= Bill Lignante =

American artist (1925–2018)

Bill Lignante's courtroom sketch art of Sirhan Sirhan and the followers of Charles Manson.

William Gaetano Lignante (March 20, 1925 – February 27, 2018) was an American artist notable for his varied career as a comic book illustrator, comic strip artist, animator and courtroom sketch artist.

==Early life and career==

Born in Brooklyn, New York in March 1925, Lignante was in the Navy and studied art at Pratt Institute. He first drew The Phantom when he completed a strip left unfinished after the death of Wilson McCoy in 1961. He then drew the Sunday strip from August, 1961 to May 1962. He did The Phantom comic book (interior art) for Gold Key Comics, from issue 1–18; continuing the book for King Comics, through issue 28 and he also contributed to Charlton Comics, when they published Phantom issues 30-74 (although Jim Aparo did most art, as Lignante was in courtrooms by then). He had a 16-year career as an animator (layout artist) for Hanna-Barbera.

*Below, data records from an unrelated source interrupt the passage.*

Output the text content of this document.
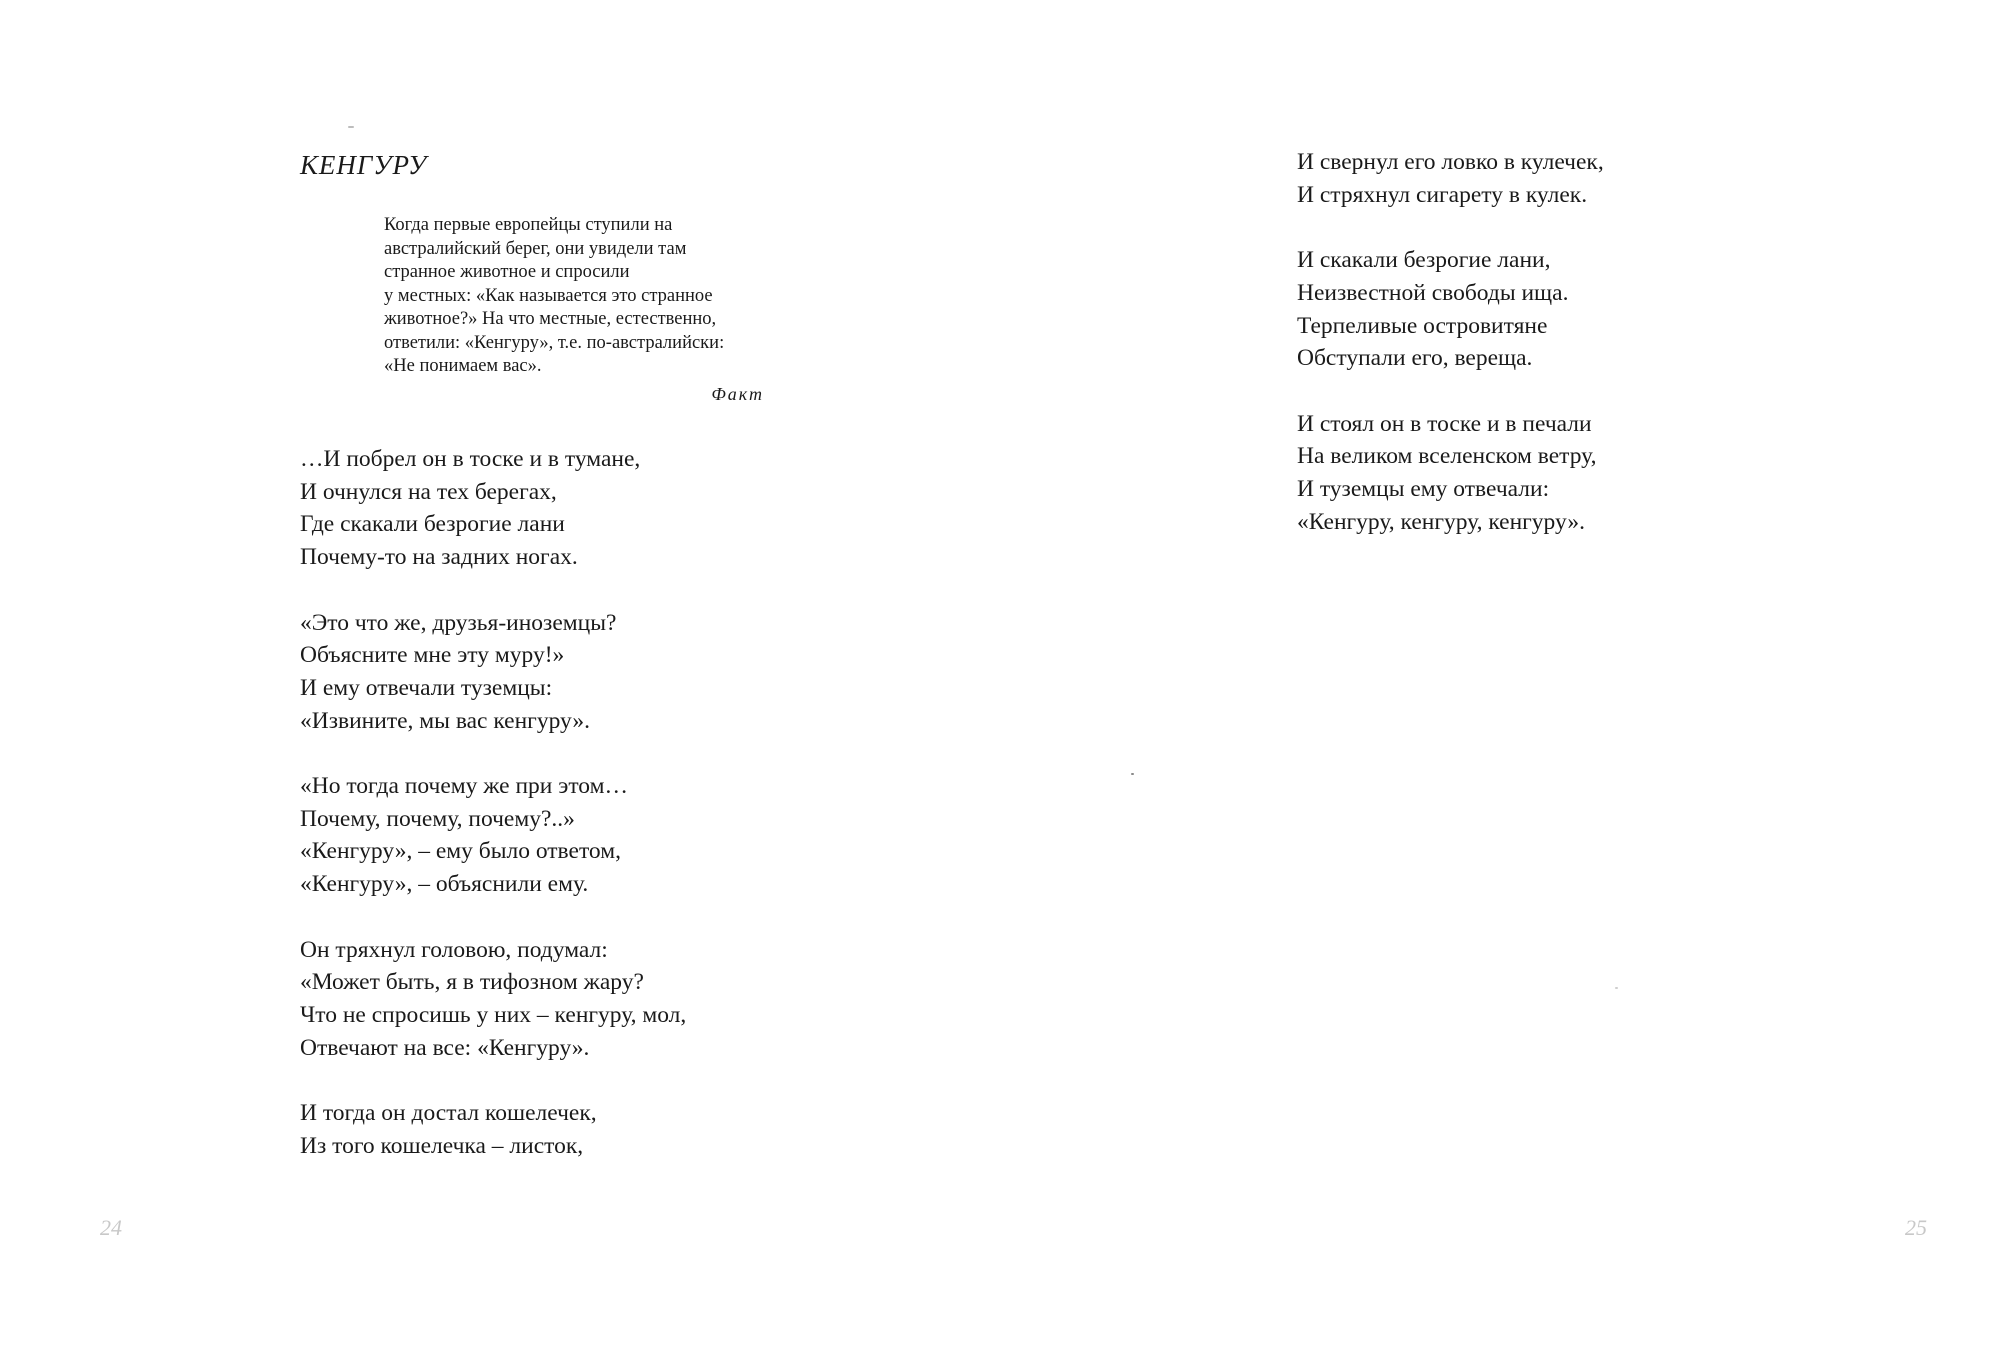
КЕНГУРУ
Когда первые европейцы ступили на
австралийский берег, они увидели там
странное животное и спросили
у местных: «Как называется это странное
животное?» На что местные, естественно,
ответили: «Кенгуру», т.е. по-австралийски:
«Не понимаем вас».
Факт
…И побрел он в тоске и в тумане,
И очнулся на тех берегах,
Где скакали безрогие лани
Почему-то на задних ногах.
«Это что же, друзья-иноземцы?
Объясните мне эту муру!»
И ему отвечали туземцы:
«Извините, мы вас кенгуру».
«Но тогда почему же при этом…
Почему, почему, почему?..»
«Кенгуру», – ему было ответом,
«Кенгуру», – объяснили ему.
Он тряхнул головою, подумал:
«Может быть, я в тифозном жару?
Что не спросишь у них – кенгуру, мол,
Отвечают на все: «Кенгуру».
И тогда он достал кошелечек,
Из того кошелечка – листок,
24
И свернул его ловко в кулечек,
И стряхнул сигарету в кулек.
И скакали безрогие лани,
Неизвестной свободы ища.
Терпеливые островитяне
Обступали его, вереща.
И стоял он в тоске и в печали
На великом вселенском ветру,
И туземцы ему отвечали:
«Кенгуру, кенгуру, кенгуру».
25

==Courtroom sketch artist==
Of his many illustration assignments, Lignante wrote, "None of these compare to the instant art of the courtroom. No roughs, research, conferences, assistants, editors and no time. What you see, you draw, so that the world can see it too." In the 26 years he spent as a courtroom artist for ABC Network News, he illustrated 60 trials, including those of Sirhan Sirhan, Charles Manson and Patty Hearst.

==Personal life==
Living in Carlsbad, California with his wife, former actress Alma Carroll, Lignante often traveled during three decades to deliver his "Trials of a Courtroom Artist" lecture. His daughter Russelle, her husband Robert and their children are Long Island residents.

Lignante died on February 27, 2018, at the age of 92.